The G22 is by far the most common LE sidearm in the U.S. Glock dominates about 2/3rds of the domestic LE market, and of that, I'd guess probably 90% of the departments that use Glocks issue/authorize the G22. Glock's web site even calls it "The U.S. Law Enforcement Pistol."

Also, what's a Beretta M96? Do you mean 96F? There is no "M" before the 9 in the Beretta 92/96-series pistols.

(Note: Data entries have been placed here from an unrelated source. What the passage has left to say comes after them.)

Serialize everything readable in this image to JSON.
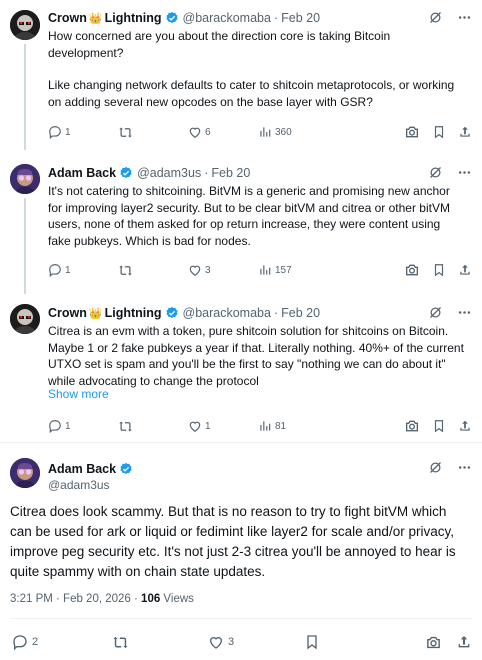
{
  "tweets": [
    {
      "name": "Crown",
      "name_suffix": "Lightning",
      "emoji": "👑",
      "handle": "@barackomaba",
      "time": "Feb 20",
      "text": [
        "How concerned are you about the direction core is taking Bitcoin development?",
        "Like changing network defaults to cater to shitcoin metaprotocols, or working on adding several new opcodes on the base layer with GSR?"
      ],
      "counts": {
        "replies": "1",
        "reposts": "",
        "likes": "6",
        "views": "360"
      }
    },
    {
      "name": "Adam Back",
      "handle": "@adam3us",
      "time": "Feb 20",
      "text": [
        "It's not catering to shitcoining. BitVM is a generic and promising new anchor for improving layer2 security. But to be clear bitVM and citrea or other bitVM users, none of them asked for op return increase, they were content using fake pubkeys. Which is bad for nodes."
      ],
      "counts": {
        "replies": "1",
        "reposts": "",
        "likes": "3",
        "views": "157"
      }
    },
    {
      "name": "Crown",
      "name_suffix": "Lightning",
      "emoji": "👑",
      "handle": "@barackomaba",
      "time": "Feb 20",
      "text": [
        "Citrea is an evm with a token, pure shitcoin solution for shitcoins on Bitcoin. Maybe 1 or 2 fake pubkeys a year if that. Literally nothing. 40%+ of the current UTXO set is spam and you'll be the first to say \"nothing we can do about it\" while advocating to change the protocol"
      ],
      "show_more": "Show more",
      "counts": {
        "replies": "1",
        "reposts": "",
        "likes": "1",
        "views": "81"
      }
    }
  ],
  "main_tweet": {
    "name": "Adam Back",
    "handle": "@adam3us",
    "text": "Citrea does look scammy. But that is no reason to try to fight bitVM which can be used for ark or liquid or fedimint like layer2 for scale and/or privacy, improve peg security etc. It's not just 2-3 citrea you'll be annoyed to hear is quite spammy with on chain state updates.",
    "timestamp": "3:21 PM · Feb 20, 2026 · ",
    "views_count": "106",
    "views_label": " Views",
    "counts": {
      "replies": "2",
      "reposts": "",
      "likes": "3"
    }
  },
  "colors": {
    "text": "#0f1419",
    "secondary": "#536471",
    "accent": "#1d9bf0",
    "verified": "#1d9bf0",
    "divider": "#eff3f4"
  },
  "icons": [
    "reply-icon",
    "repost-icon",
    "like-icon",
    "views-icon",
    "grok-icon",
    "more-icon",
    "screenshot-icon",
    "bookmark-icon",
    "share-icon",
    "verified-badge-icon"
  ]
}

Excalibur 10-21-2009 04:47 AM

Sorry, I forgot about the M designation. The ECPD detective that guest lectured said it was a 96. Didn't say if it was an F model or not

Yournamehere 10-21-2009 04:57 AM

All I can say is that NYPD guns suck. They have about 5 or 6 9mm DAO guns approved for duty carry and and only a few more for off duty, and they all have 12 pound trigger pulls, including the Glock 19. The only one that would be even remotely comfortable is the Smith and Wesson Model 64 in .38 Special, the topic of the article. By design it's DA so it's not gonna feel messed with, and it would be comfortable to shoot. Of course you've lost the firepower you get with a double stack automatic in 9mm, but like I said, they suck.

k9870 10-21-2009 01:38 PM

I'm a .45 guy, it has low recoil and muzzle blast (I feel the .40 is snappy and lod) and 45 is a very powerful defensive round. Besides, the 9mm fans cant make fn of capacity when you bring out an FNP-45 with 16 rounds of Hornady 230gr JHP.